Veneto

Ecco “I Leoni di San Marco”: da Venezia a Udine il potere della Serenissima


“Ovunque io posi il mio cappello, lì è la mia casa”, cantava Marvin Gaye: allo stesso modo. dovunque Venezia posasse un Leone di San Marco, quel luogo era dominio della Serenissima.

Udine ne sa qualcosa, visto che nella sola Piazza Libertà – la più veneziana delle piazze di terraferma – ne sono sopravvissuti tre, sfuggiti alla furia della cosiddetta “leontoclastìa”.

La posa del simbolo alato del santo protettore era infatti così sistematica e massiccia, che nelle zone che si liberarono dalla Dominante o caddero sotto altre sovranità, spesso poi prevalse la volontà di distruggere questi simboli di un potere indigesto.

Udine è, insieme a Vicenza, il luogo ove ne sono stati risparmiati di più: a dircelo è la penna raffinata ed elegante di Alessandro Marzo Magno che racconta la sua caccia a I Leoni di Venezia in un testo di godibilissima lettura che Biblioteca dell’Immagine ha fatto uscire in libreria per San Marco.

Si tratta di 170 pagine di agevole consultazione che in una sorta di “safari storico” ci fa esplorare tutti i luoghi dove l’egemonia veneta ha lasciato il segno.

L’autore rintraccia con precisione i leoni superstiti e ricostruisce anche l’opera di distruzione che soprattutto in epoca napoleonica (o nell’era titina, se ci riferiamo anche alle località istriane e dalmate) è stata perpetrata ai danni di queste icone dogali, la cui origine è più recente di quanto si crede.

Il primo leone di cui si ha notizia infatti è del 1261: Marzo Magno infatti ci racconta che nei secoli precedenti il santo veniva rappresentato con fattezze umane, ma la sua versione felina fu adottata solo dopo la perdita dei territori dell’Impero Latino d’Oriente che Venezia aveva conquistato con la Quarta Crociata nel 1204.

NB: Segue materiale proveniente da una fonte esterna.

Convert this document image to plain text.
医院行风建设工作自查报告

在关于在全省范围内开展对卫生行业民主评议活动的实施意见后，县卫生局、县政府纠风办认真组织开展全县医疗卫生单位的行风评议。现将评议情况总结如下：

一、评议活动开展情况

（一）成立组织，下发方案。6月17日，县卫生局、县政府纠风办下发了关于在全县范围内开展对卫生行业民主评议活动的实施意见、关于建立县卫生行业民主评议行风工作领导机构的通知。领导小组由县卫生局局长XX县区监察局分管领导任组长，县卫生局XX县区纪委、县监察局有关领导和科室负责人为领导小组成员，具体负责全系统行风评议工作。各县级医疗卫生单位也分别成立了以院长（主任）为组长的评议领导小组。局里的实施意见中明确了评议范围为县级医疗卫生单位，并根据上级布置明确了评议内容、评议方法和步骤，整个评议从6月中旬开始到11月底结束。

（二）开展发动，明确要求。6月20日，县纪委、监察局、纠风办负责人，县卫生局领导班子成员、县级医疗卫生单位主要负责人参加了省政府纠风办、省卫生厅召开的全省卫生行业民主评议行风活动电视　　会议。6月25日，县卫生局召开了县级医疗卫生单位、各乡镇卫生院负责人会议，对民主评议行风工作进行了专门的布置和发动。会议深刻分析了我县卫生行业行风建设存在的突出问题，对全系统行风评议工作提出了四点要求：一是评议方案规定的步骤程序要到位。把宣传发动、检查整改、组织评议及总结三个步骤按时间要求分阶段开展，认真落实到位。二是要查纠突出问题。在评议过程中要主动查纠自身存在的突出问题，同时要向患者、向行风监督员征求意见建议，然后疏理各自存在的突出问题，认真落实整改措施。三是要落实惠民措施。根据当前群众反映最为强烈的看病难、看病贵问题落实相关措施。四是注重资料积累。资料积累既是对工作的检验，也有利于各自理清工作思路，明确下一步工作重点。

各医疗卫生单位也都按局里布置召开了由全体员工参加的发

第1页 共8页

Da allora, però, è stato il vero “brand” della Serenissima, l’inconfondibile distintivo del primato della Repubblica, amato e odiato con la medesima intensità.

E rintracciabile tuttora in moltissime località dalla Lombardia a Creta, dal Peloponneso alla Dalmazia, dall’Istria a Cipro.

Se ne trovano persino a Zurigo, dove arrivarono in omaggio al contributo dei miliziani svizzeri nella Guerra di Gradisca (1615-1617), e a Varsavia, su un palazzo della città vecchia; campeggiano anche in Ucraina, in una residenza che si affaccia sulla piazza di Leopoli, ed anche in Russia, sul Mar d’Azov, alla foce del Don, dove la lapide del console veneto a Tana (oggi Novocerkassk) arriva a marcare la presenza marciana a 2800 chilometri da Venezia.

Il Friuli ne conserva parecchi: l’ultimo è stato rinvenuto nel 2020 a Valvasone, ma Marzo Magno ne censisce a Pordenone, a Sesto al Reghena, e ovviamente a Udine.

Sebbene la dominazione veneta su Trieste sia durata molto poco, se ne trovano anche qui: e sono bastati tredici mesi di dominio della Serenissima su Gorizia per far scolpire il leone che oggi si staglia all’ingresso del Castello, anche se prima si trovava altrove e fu posto lì solo dopo la conquista italiana nel 1919.

Il caso di Palmanova, poi, è estremamente eloquente: quando Napoleone la conquistò e ordinò di scalpellar via tutti i leoni dalla città, i palmarini stanchi delle vessazioni delle guarnigioni venete furono così zelanti che della miriade di esemplari presenti nella città stellata ne sopravvissero a malapena un paio.

La scrittura elegante e avvolgente di Marzo Magno, oltre alla vastità dei riferimenti e dell’apparato documentario, conferisce a questo libro il carattere di una mappa preziosa alla ricerca di una parte fondamentale del passato non solo di queste terre, ma dell’intero Mediterraneo.

Il gusto dell’aneddoto, mai fine a se stesso e sempre funzionale al racconto, rende così vivi questi leoni che sembra di tornare a sentirne il ruggito, quasi fossero pronti a spiegare di nuovo i loro artigli sulle terre che li videro imperare per secoli.